The system of internal control in the camp broke down. Prisoners no longer would serve as foremen on work details. Prisoners organized their own self-governing council. Guards began to move about the camp in fear and no longer treated prisoners like cattle. Pilfering and theft among prisoners stopped. “The old camp mentality—you die first, I’ll wait a bit; there is no justice so forget it; that’s the way it was, and that’s the way it will be—also began to disappear.”
Solzhenitsyn concluded this chapter, “Behind the Wire the Ground Is Burning,” in Volume 3 of his book, with this reflection.
Purged of human filth, delivered from spies and eavesdroppers we looked about and saw, wide-eyed that … we were thousands! That we were … politicals!That we could resist!
We had chosen well; the chain would snap if we tugged at this link—the stoolies, the talebearers and traitors! Our own kind had made our lives impossible. As on some ancient sacrificial altar, their blood had been shed that we might be freed from the curse that hung over us.
The revolution was gathering strength. The wind that seemed to have subsided had sprung up again in a hurricane to fill our eager lungs.
Later in the book Solzhenitsyn would write, “Our little island had experienced an earthquake—and ceased to belong to the Archipelago.”
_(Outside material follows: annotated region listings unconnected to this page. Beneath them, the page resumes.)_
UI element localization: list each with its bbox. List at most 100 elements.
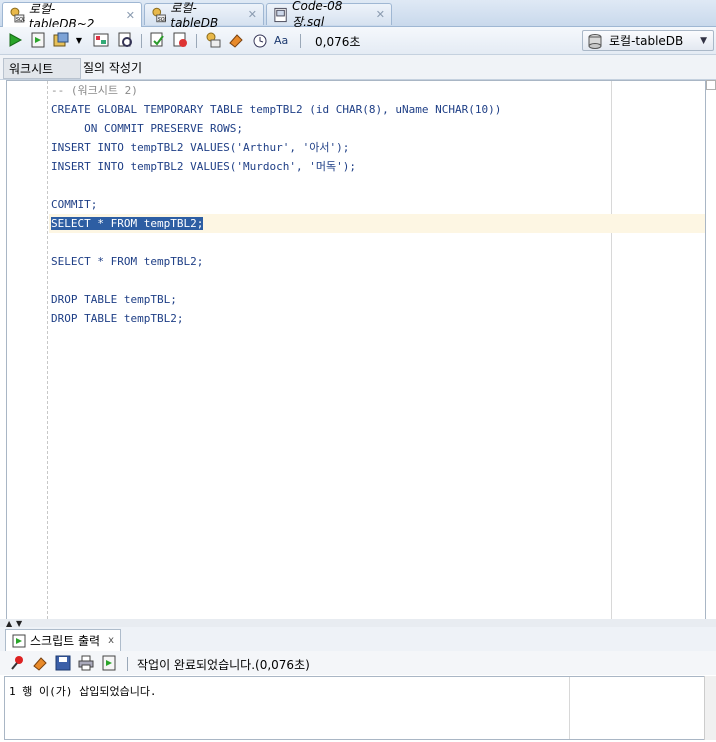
right-margin-line	[569, 677, 570, 739]
sql-tuning-button[interactable]	[116, 31, 134, 49]
code-text: DROP TABLE tempTBL2;	[51, 312, 184, 325]
eraser-icon	[229, 34, 243, 48]
output-status-message: 작업이 완료되었습니다.(0,076초)	[137, 658, 310, 672]
tab-query-builder[interactable]: 질의 작성기	[78, 58, 147, 77]
pin-button[interactable]	[8, 654, 26, 672]
code-line[interactable]: SELECT * FROM tempTBL2;	[51, 252, 203, 271]
editor-corner-box	[706, 80, 716, 90]
code-line[interactable]: -- (워크시트 2)	[51, 81, 138, 100]
svg-text:Aa: Aa	[274, 34, 288, 47]
close-icon[interactable]: x	[108, 635, 114, 646]
explain-plan-icon	[93, 33, 109, 47]
editor-tab-bar: SQL 로컬-tableDB~2 ✕ SQL 로컬-tableDB ✕ Code…	[0, 0, 716, 31]
tab-worksheet[interactable]: 워크시트	[3, 58, 81, 79]
svg-text:SQL: SQL	[158, 16, 167, 22]
script-output-area[interactable]: 1 행 이(가) 삽입되었습니다.	[4, 676, 706, 740]
connection-select[interactable]: 로컬-tableDB ▼	[582, 30, 714, 51]
unshared-worksheet-button[interactable]	[204, 31, 222, 49]
clear-output-button[interactable]	[31, 654, 49, 672]
tuning-icon	[118, 32, 132, 47]
gutter-divider	[47, 81, 48, 619]
format-case-button[interactable]: Aa	[273, 31, 291, 49]
tab-label: 워크시트	[9, 62, 54, 76]
output-text: 1 행 이(가) 삽입되었습니다.	[9, 685, 157, 698]
code-line[interactable]: DROP TABLE tempTBL;	[51, 290, 177, 309]
output-scrollbar[interactable]	[704, 676, 716, 740]
worksheet-toolbar: ▼ Aa 0,076초 로컬-tableDB ▼	[0, 27, 716, 55]
chevron-down-icon: ▼	[75, 35, 83, 45]
connection-label: 로컬-tableDB	[609, 34, 684, 48]
commit-button[interactable]	[148, 31, 166, 49]
code-line[interactable]: INSERT INTO tempTBL2 VALUES('Murdoch', '…	[51, 157, 356, 176]
code-text: COMMIT;	[51, 198, 98, 211]
code-text: INSERT INTO tempTBL2 VALUES('Arthur', '아…	[51, 141, 350, 154]
comment-text: -- (워크시트 2)	[51, 84, 138, 97]
code-line[interactable]: CREATE GLOBAL TEMPORARY TABLE tempTBL2 (…	[51, 100, 501, 119]
code-line[interactable]: DROP TABLE tempTBL2;	[51, 309, 183, 328]
output-toolbar: 작업이 완료되었습니다.(0,076초)	[0, 651, 716, 675]
database-icon	[588, 33, 602, 49]
tab-worksheet-1[interactable]: SQL 로컬-tableDB ✕	[144, 1, 264, 30]
rollback-icon	[173, 32, 187, 47]
output-tab-bar: 스크립트 출력 x	[0, 627, 716, 652]
execution-time: 0,076초	[315, 35, 361, 49]
script-output-icon	[12, 634, 26, 647]
close-icon[interactable]: ✕	[376, 8, 385, 21]
code-text: CREATE GLOBAL TEMPORARY TABLE tempTBL2 (…	[51, 103, 502, 116]
tab-script-output[interactable]: 스크립트 출력 x	[5, 629, 121, 651]
toolbar-separator	[196, 34, 197, 48]
code-line[interactable]: ON COMMIT PRESERVE ROWS;	[51, 119, 243, 138]
sql-file-icon	[274, 7, 287, 22]
autotrace-icon	[53, 32, 69, 47]
toolbar-separator	[127, 657, 128, 671]
text-case-icon: Aa	[274, 34, 288, 47]
run-statement-button[interactable]	[6, 31, 24, 49]
rollback-button[interactable]	[171, 31, 189, 49]
print-icon	[78, 655, 94, 671]
tab-label: 로컬-tableDB	[170, 1, 219, 30]
history-icon	[253, 34, 267, 48]
code-line[interactable]: INSERT INTO tempTBL2 VALUES('Arthur', '아…	[51, 138, 349, 157]
close-icon[interactable]: ✕	[126, 9, 135, 22]
save-icon	[55, 655, 71, 671]
run-icon	[9, 33, 23, 47]
right-margin-line	[611, 81, 612, 619]
sql-worksheet-icon: SQL	[10, 7, 25, 23]
sql-worksheet-icon: SQL	[152, 7, 167, 22]
run-script-button[interactable]	[29, 31, 47, 49]
save-output-button[interactable]	[54, 654, 72, 672]
tab-label: 로컬-tableDB~2	[28, 1, 95, 31]
sql-editor[interactable]: -- (워크시트 2) CREATE GLOBAL TEMPORARY TABL…	[6, 80, 706, 620]
autotrace-dropdown-button[interactable]: ▼	[73, 31, 85, 49]
toolbar-separator	[141, 34, 142, 48]
close-icon[interactable]: ✕	[248, 8, 257, 21]
worksheet-subtabs: 워크시트 질의 작성기	[0, 55, 716, 80]
tab-label: Code-08장.sql	[292, 0, 343, 29]
code-text: ON COMMIT PRESERVE ROWS;	[51, 122, 244, 135]
tab-label: 질의 작성기	[83, 61, 143, 75]
clear-button[interactable]	[227, 31, 245, 49]
autotrace-button[interactable]	[52, 31, 70, 49]
code-line[interactable]: COMMIT;	[51, 195, 97, 214]
sql-history-button[interactable]	[250, 31, 268, 49]
explain-plan-button[interactable]	[92, 31, 110, 49]
print-output-button[interactable]	[77, 654, 95, 672]
tab-worksheet-2[interactable]: SQL 로컬-tableDB~2 ✕	[2, 2, 142, 31]
run-script-output-button[interactable]	[100, 654, 118, 672]
commit-icon	[150, 32, 164, 47]
sql-worksheet-icon	[206, 32, 221, 48]
svg-text:SQL: SQL	[16, 17, 25, 23]
panel-splitter[interactable]: ▲ ▼	[0, 619, 716, 628]
eraser-icon	[33, 657, 47, 671]
run-script-icon	[31, 32, 45, 48]
code-text: INSERT INTO tempTBL2 VALUES('Murdoch', '…	[51, 160, 357, 173]
code-text: SELECT * FROM tempTBL2;	[51, 255, 204, 268]
tab-label: 스크립트 출력	[30, 634, 101, 648]
code-text: DROP TABLE tempTBL;	[51, 293, 177, 306]
run-script-icon	[102, 655, 116, 671]
pin-icon	[11, 656, 23, 670]
selected-code-text: SELECT * FROM tempTBL2;	[51, 217, 204, 230]
tab-sql-file[interactable]: Code-08장.sql ✕	[266, 0, 392, 29]
toolbar-separator	[300, 34, 301, 48]
code-line-selected[interactable]: SELECT * FROM tempTBL2;	[51, 214, 204, 233]
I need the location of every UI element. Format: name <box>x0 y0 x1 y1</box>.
Freedom demands the destruction of the security and surveillance organs and the disempowering of the millions of informants who work for the state. This is not a call to murder our own stoolies—although some of the 2.3 million prisoners in cages in America’s own gulags would perhaps rightly accuse me of writing this from a position of privilege and comfort and not understanding the brutal dynamics of oppression – but instead to accept that unless these informants on the streets, in the prisons and manning our massive, government data-collection centers are disarmed we will never achieve liberty. I do not have quick and simple suggestions for how this is to be accomplished. But I know it must.